Itinerario: Assisi, Foligno,
Montefalco, Norcia, Cascia,
Roccaporena, Assisi (Durata di 3 giorni e 2 notti)
E’, questo, un itinerario dedicato alle figure di alcune Sante
e Beate Umbre, le quali, seppur legate alle quotidiane “fatiche”
della vita, hanno profondamente inciso nella storia umana e nella vita della
Chiesa. Chiara d’Assisi (la “pianticella” di
San Francesco) e sua sorella Agnese, Angela
da Foligno, Chiara da Montefalco, Scolastica
da Norcia (sorella - gemella? - di San Benedetto),
Rita da Cascia.
Donne di speranza, esigenti, attive, laboriose, che hanno saputo conciliare
la preghiera con l'impegno civile; persone tuttora immensamente capaci di offrire
cambiamenti qualitativi nella storia dell'umanità.
Le tante iniziative che, partendo da Assisi - Città
della pace -, fioriscono in molti altri luoghi dell'Umbria,
rinnovano continuamente la spiritualità femminile di questa terra, che
mai fu immobile contemplazione, bensì vitale intreccio di valori e ideali,
nei quali trova identità la civiltà stessa degli umbri.
1° giorno (Km. 70)
Ore 14.00: ritrovo dei partecipanti in Assisi, dinanzi
al piazzale della Basilica di Santa Maria degli Angeli,
per la formazione del gruppo.
INIZIO DEI SERVIZI: ore 14.30.
Trasferimento a Foligno, città che ha dato i natali
alla Beata Angela.
Nata nel 1248, dopo essersi recata ad Assisi ed aver avuto
esperienze mistiche, avviò un'intensa attività apostolica
per aiutare il prossimo e, soprattutto, i suoi concittadini affetti da lebbra.

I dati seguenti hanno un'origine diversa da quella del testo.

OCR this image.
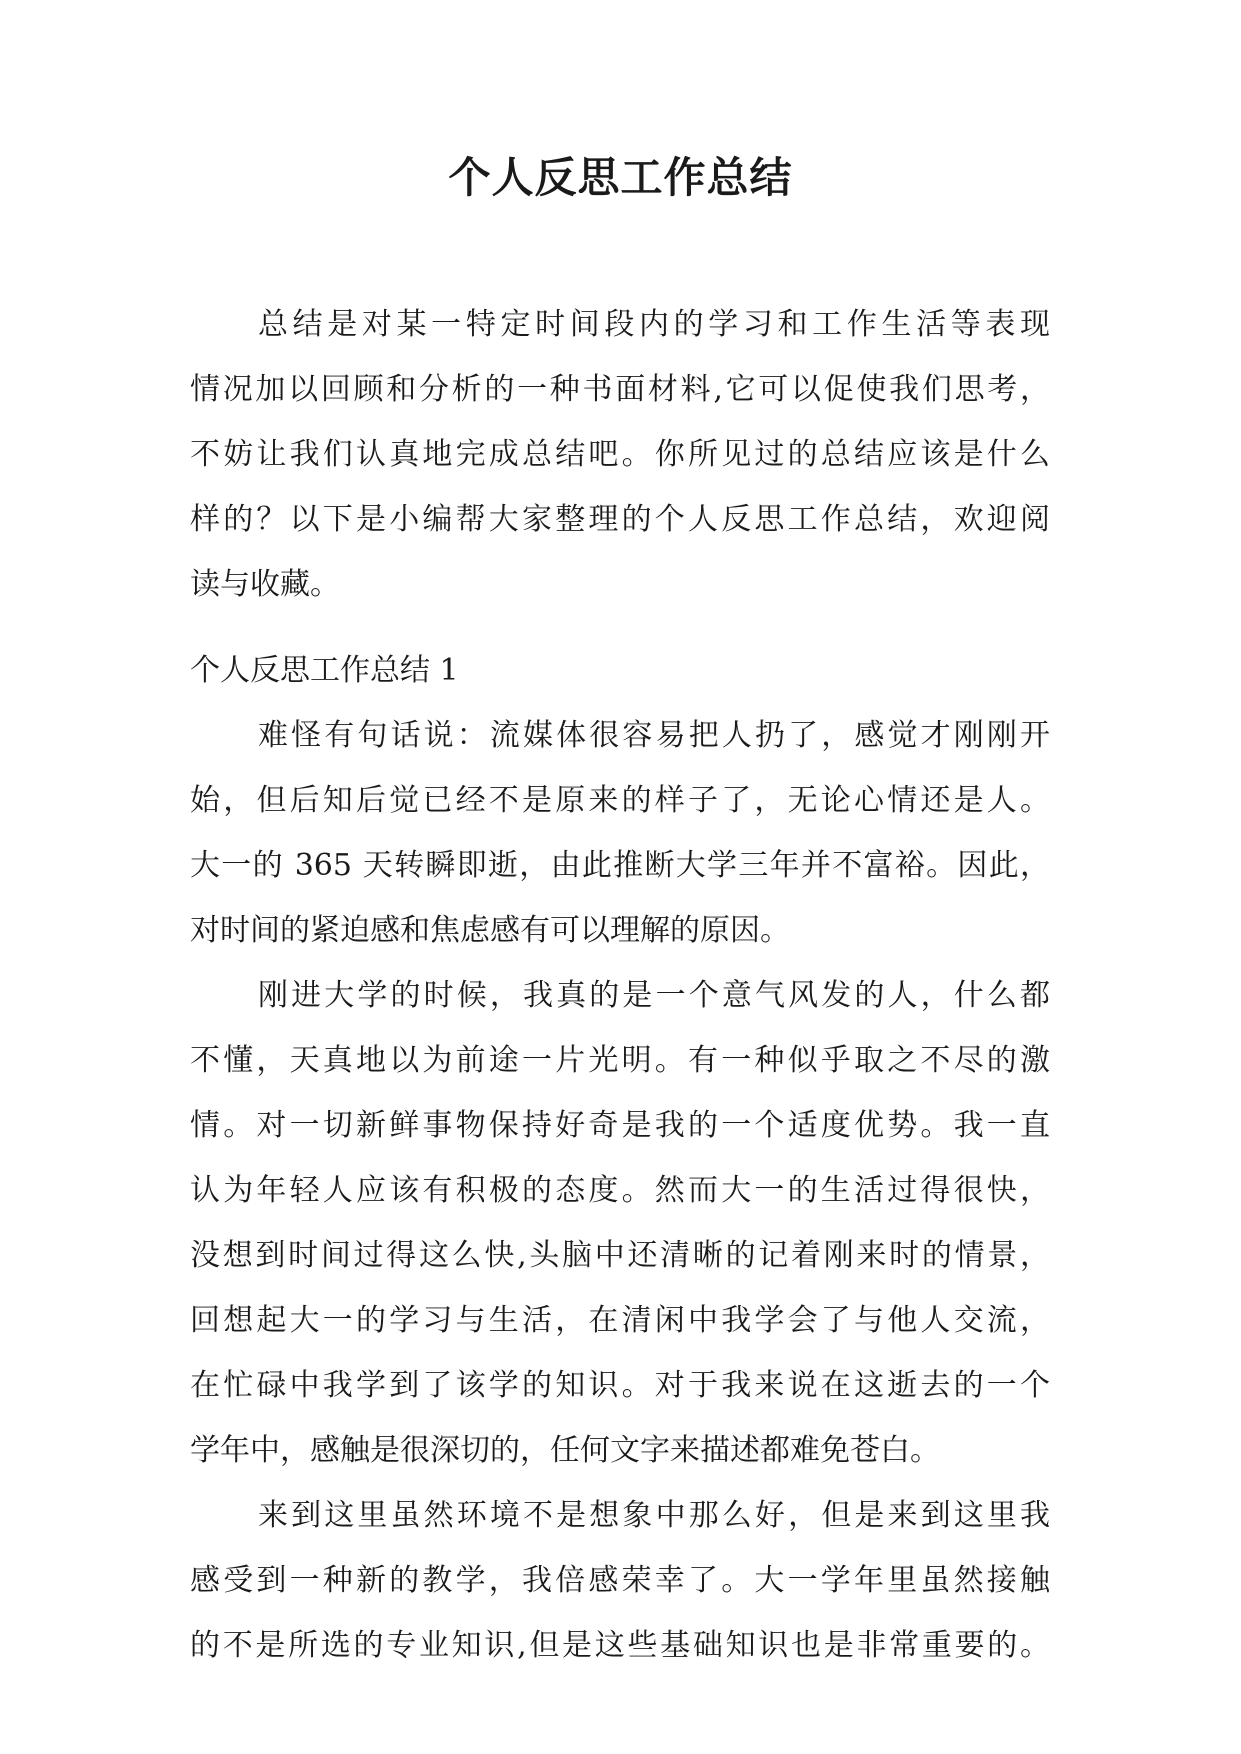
个人反思工作总结
总结是对某一特定时间段内的学习和工作生活等表现
情况加以回顾和分析的一种书面材料,它可以促使我们思考，
不妨让我们认真地完成总结吧。你所见过的总结应该是什么
样的？以下是小编帮大家整理的个人反思工作总结，欢迎阅
读与收藏。
个人反思工作总结 1
难怪有句话说：流媒体很容易把人扔了，感觉才刚刚开
始，但后知后觉已经不是原来的样子了，无论心情还是人。
大一的 365 天转瞬即逝，由此推断大学三年并不富裕。因此，
对时间的紧迫感和焦虑感有可以理解的原因。
刚进大学的时候，我真的是一个意气风发的人，什么都
不懂，天真地以为前途一片光明。有一种似乎取之不尽的激
情。对一切新鲜事物保持好奇是我的一个适度优势。我一直
认为年轻人应该有积极的态度。然而大一的生活过得很快，
没想到时间过得这么快,头脑中还清晰的记着刚来时的情景，
回想起大一的学习与生活，在清闲中我学会了与他人交流，
在忙碌中我学到了该学的知识。对于我来说在这逝去的一个
学年中，感触是很深切的，任何文字来描述都难免苍白。
来到这里虽然环境不是想象中那么好，但是来到这里我
感受到一种新的教学，我倍感荣幸了。大一学年里虽然接触
的不是所选的专业知识,但是这些基础知识也是非常重要的。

Una volta morti marito e figli, donò tutti i suoi averi ai poveri
ed entrò nel Terzo Ordine francescano: da quel momento
visse in modo cristocentrico: tramite l'amore giunse all'identità
mistica con Cristo.
Per i suoi scritti assai profondi è stata chiamata "Maestra
di teologia". Morì nel 1309.
A Foligno visiteremo: la chiesa di San Francesco
d'Assisi - dove è conservata l'urna che racchiude le spoglie
della Beata Angela - e la Cattedrale di San Feliciano.
Lasciata Foligno, raggiungeremo l’incantevole
cittadina di Montefalco: la Ringhiera dell'Umbria;
qui nacque Santa Chiara, intorno all’anno 1268, e
vi trascorse l'intera vita. A sei anni entrò nell’eremo in
cui viveva sua sorella Giovanna, e dove, nel 1291, dopo
la morte di questa, Chiara venne eletta superiora, ufficio
che conservò fino alla morte (17 agosto 1308).
Nella sua vita si comportò sempre in modo esemplare. Raccomandava
vivamente alle consorelle spirito di sacrificio e impegno personale nella
realizzazione di una solida vita spirituale. Godette di scienza infusa e
difese vivamente la fede. Si distinse per l’amore alla Passione
di Cristo, ed ebbe molto a cuore la devozione alla Croce.
Negli ultimi anni affermava insistentemente di avere impressa nel suo cuore
la Croce del Signore e, dopo la sua morte, le consorelle,
volendo provare il senso delle sue parole, avendole estratto il cuore, vi
trovarono impressi i segni della Passione.
Il suo corpo riposa nella chiesa delle monache agostiniane di Montefalco.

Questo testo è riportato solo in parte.